TITLE: Shelter in Place
AUTHOR: Nora Roberts

PAGES: 438
PUBLISHER: St. Martin's

SETTING: Contemporary US
TYPE: Romantic Suspense

It was a typical evening at a mall outside Portland, Maine. Three teenage friends waited for the movie to start. A boy flirted with the girl selling sunglasses. Mothers and children shopped together, and the manager at video game store tended to customers. Then the shooters arrived.

The chaos and carnage lasted only eight minutes before the killers were taken down. But for those who lived through it, the effects would last forever. In the years that followed, one would dedicate himself to a law enforcement career. Another would close herself off, trying to bury the memory of huddling in a ladies' room, helplessly clutching her cell phone--until she finally found a way to pour her emotions into her art.

But one person wasn't satisfied with the shockingly high death toll at the DownEast Mall. And as the survivors slowly heal, find shelter, and rebuild, they will discover that another conspirator is lying in wait--and this time, there might be nowhere safe to hide.
Shelter in Place starts with a truly horrific scene. A packed shopping mall and cinema, full of teenagers and kids and their parents. Three young men armed to the teeth. When they're done, many, many people are dead, including the three gunmen.

Our protagonists were amongst the many people caught up in the shooting. Sixteen-year-old Simone Knox was at the cinema with her two best friends, while Reed Quartermaine was taking a quick break from his job at a restaurant in the mall. After the shooting, they try to rebuild their lives and move on from the tragedy, as do many others.

Except for one person, for whom the shooting was not quite enough. And they are determined to finish the job that, as far as they're concerned, the gunmen botched.

So, this was a bit of a strange one. It started out as something that felt quite different to other Nora Roberts romantic suspense. Not just the subject matter, but the way it felt. Given that the first book in her latest trilogy (Year One, which I hope to review soon) was quite a departure for her, I thought we might be getting another new direction. And, much as I do like the "usual" NR, I got quite excited about that.

But then the book soon returned to familiar patterns. There's the rest of the first half, where we see both Reed and Simone grow up, while the villain does their thing in the background. That felt very reminiscent of books like Blue Smoke, for instance. And then the present-day second half is a bit like Northern Lights, with Reed moving to an isolated small community to become Chief of Police. And there was a lot of time spent with the villain, following along as they killed more and more people, which Nora has done quite a few times (e.g. the first one I thought about, Thankless in Death).

So it turned out to be all pretty familiar. Which is no bad thing, really! I liked the romance quite a bit, with Reed and Simone feeling very well-suited to each other.
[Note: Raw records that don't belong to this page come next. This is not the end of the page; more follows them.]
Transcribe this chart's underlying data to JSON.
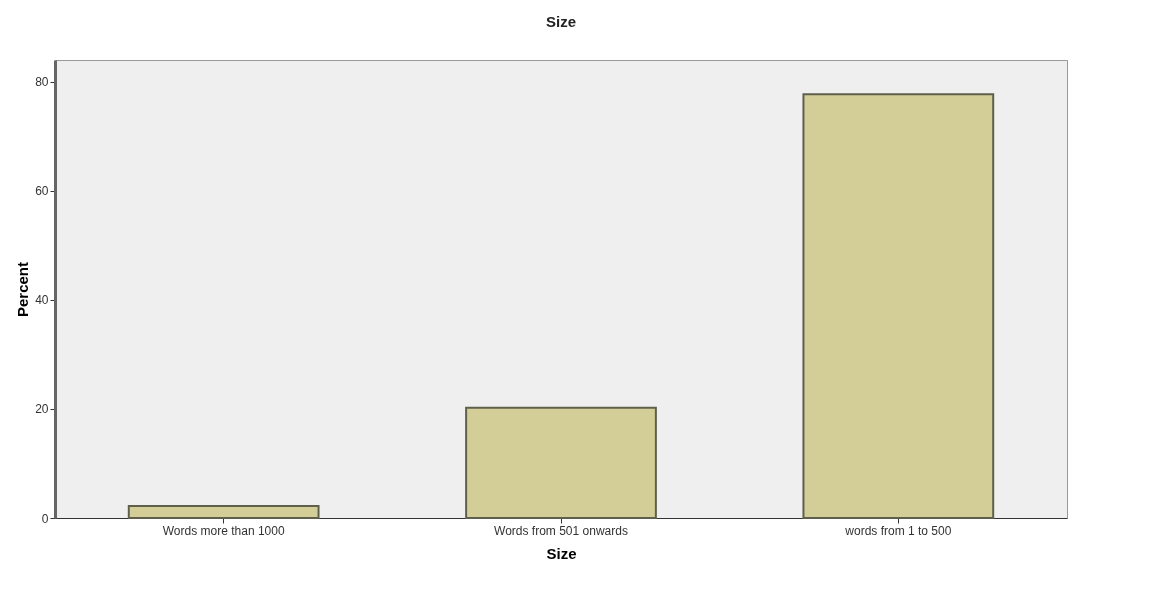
{
  "chart_data": {
    "type": "bar",
    "title": "Size",
    "xlabel": "Size",
    "ylabel": "Percent",
    "categories": [
      "Words more than 1000",
      "Words from 501 onwards",
      "words from 1 to 500"
    ],
    "values": [
      2.2,
      20.2,
      77.7
    ],
    "color": "#d3ce98",
    "ylim": [
      0,
      84
    ],
    "yticks": [
      0,
      20,
      40,
      60,
      80
    ],
    "grid": false
  }
}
There's not a hell of a lot of internal tension there, as they seem to click fine from the start and are clearly both on the same page on their relationship throughout, but their low-conflict relationship still managed to keep my attention engaged.

I also liked the family elements, particularly Simone's difficult relationship with her parents and sister and her almost sisterly relationship with her grandma, Cici. Cici was fun, even if, to be honest, in real life she'd probably annoy me as much as she would delight me (the fact that she always smells faintly of weed made me laugh, but euww, I hate that smell!).
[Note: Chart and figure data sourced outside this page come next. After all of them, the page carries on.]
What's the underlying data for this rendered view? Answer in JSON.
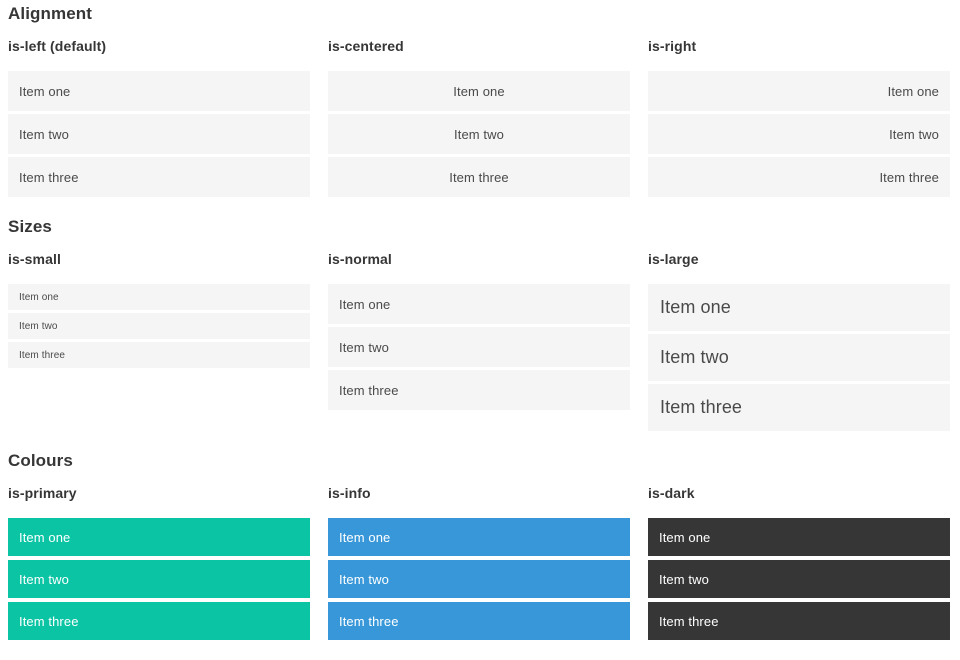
{
  "colors": {
    "primary": "#0ac4a4",
    "info": "#3797d8",
    "dark": "#363636",
    "item_bg": "#f5f5f5",
    "item_text": "#4a4a4a",
    "heading_text": "#363636",
    "light_text": "#ffffff"
  },
  "sections": [
    {
      "title": "Alignment",
      "groups": [
        {
          "label": "is-left (default)",
          "items": [
            "Item one",
            "Item two",
            "Item three"
          ]
        },
        {
          "label": "is-centered",
          "items": [
            "Item one",
            "Item two",
            "Item three"
          ]
        },
        {
          "label": "is-right",
          "items": [
            "Item one",
            "Item two",
            "Item three"
          ]
        }
      ]
    },
    {
      "title": "Sizes",
      "groups": [
        {
          "label": "is-small",
          "items": [
            "Item one",
            "Item two",
            "Item three"
          ]
        },
        {
          "label": "is-normal",
          "items": [
            "Item one",
            "Item two",
            "Item three"
          ]
        },
        {
          "label": "is-large",
          "items": [
            "Item one",
            "Item two",
            "Item three"
          ]
        }
      ]
    },
    {
      "title": "Colours",
      "groups": [
        {
          "label": "is-primary",
          "items": [
            "Item one",
            "Item two",
            "Item three"
          ]
        },
        {
          "label": "is-info",
          "items": [
            "Item one",
            "Item two",
            "Item three"
          ]
        },
        {
          "label": "is-dark",
          "items": [
            "Item one",
            "Item two",
            "Item three"
          ]
        }
      ]
    }
  ]
}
The suspense was not awful, but really not great, either. The villain is of the crazy psycho variety, and I just find it hard to work up too much interest in that sort of character. And they seemed unrealistically good at getting away with mayhem. There seemed to be nothing they couldn't do, nobody they couldn't get to. Meh.

I also did wonder why Reed had not tried warning potential victims much, much earlier... years earlier, really, even before he knew who the culprit was. He knew who these people were and they were few enough in number that he could set up an alert to be notified whenever something police-related went down with any of them. So surely he could have contacted them and told them to be on their guard? Yes, it would be hard to be on their guard about everything, all the time, but even when he knew about the culprit, he did not make sure to let the potential victims know either. (Actually, something else that felt a bit off was that the entire country was not completely obsessed by the case when it became clear what was going on.)
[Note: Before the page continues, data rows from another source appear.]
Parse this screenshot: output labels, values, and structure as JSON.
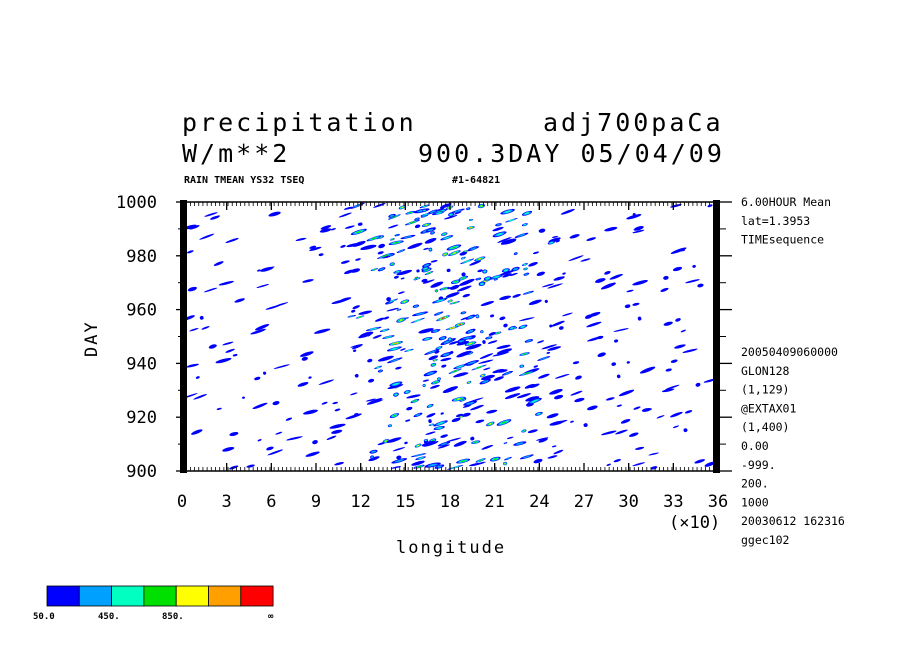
{
  "header": {
    "title_left": "precipitation",
    "title_right": "adj700paCa",
    "units": "W/m**2",
    "time_info": "900.3DAY 05/04/09",
    "subtitle_left": "RAIN TMEAN YS32 TSEQ",
    "subtitle_right": "#1-64821"
  },
  "info_panel": {
    "top": [
      "6.00HOUR Mean",
      "lat=1.3953",
      "TIMEsequence"
    ],
    "bottom": [
      "20050409060000",
      "GLON128",
      "(1,129)",
      "@EXTAX01",
      "(1,400)",
      "0.00",
      "-999.",
      "200.",
      "1000",
      "20030612 162316",
      "ggec102"
    ]
  },
  "colorbar": {
    "colors": [
      "#0000ff",
      "#00a0ff",
      "#00ffc0",
      "#00e000",
      "#ffff00",
      "#ffa000",
      "#ff0000"
    ],
    "labels": [
      "50.0",
      "450.",
      "850.",
      "∞"
    ]
  },
  "chart_data": {
    "type": "heatmap",
    "xlabel": "longitude",
    "ylabel": "DAY",
    "x_multiplier": "(×10)",
    "xlim": [
      0,
      36
    ],
    "ylim": [
      900,
      1000
    ],
    "x_ticks": [
      "0",
      "3",
      "6",
      "9",
      "12",
      "15",
      "18",
      "21",
      "24",
      "27",
      "30",
      "33",
      "36"
    ],
    "y_ticks": [
      "900",
      "920",
      "940",
      "960",
      "980",
      "1000"
    ],
    "contour_levels": [
      50,
      250,
      450,
      650,
      850,
      1050
    ]
  }
}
Finally, the other thing that felt a bit weird was that there was no mention at all of gun control. It's all down to the shooters and the crazy-psycho villain. That feels quite tone-deaf at the moment. I suppose this will have been written a while ago, but still, that discussion has been going on for quite a long time. I get that wading into the whole gun control issue would likely offend quite a few readers, but at this point, not acknowledging the issue at all with a plot like this doesn't feel like the author being neutral, it feels like taking a particular side (and one which I'm not sure Roberts supports, given her vision of the future in the In Death series).

So, an enjoyable book, but nowhere near prime Nora.

MY GRADE: A B, I guess.


Barb in Maryland 17 June 2018 at 22:41  

I agree, not Prime Nora. But I liked it better than her last few stand-alones, so your grade is about what I gave it.
About the gun control--you're right. It only gets referenced in a sideways manner, when current day shooter's victims include several people who made very public campaigns in favor of tighter controls.

It is so good to see your reviews again. And your new city looks fascinating.

Rosario 26 June 2018 at 06:27  

Exactly! And I agree this was better than the previous couple of books, so maybe she's on the way up again? I can only hope.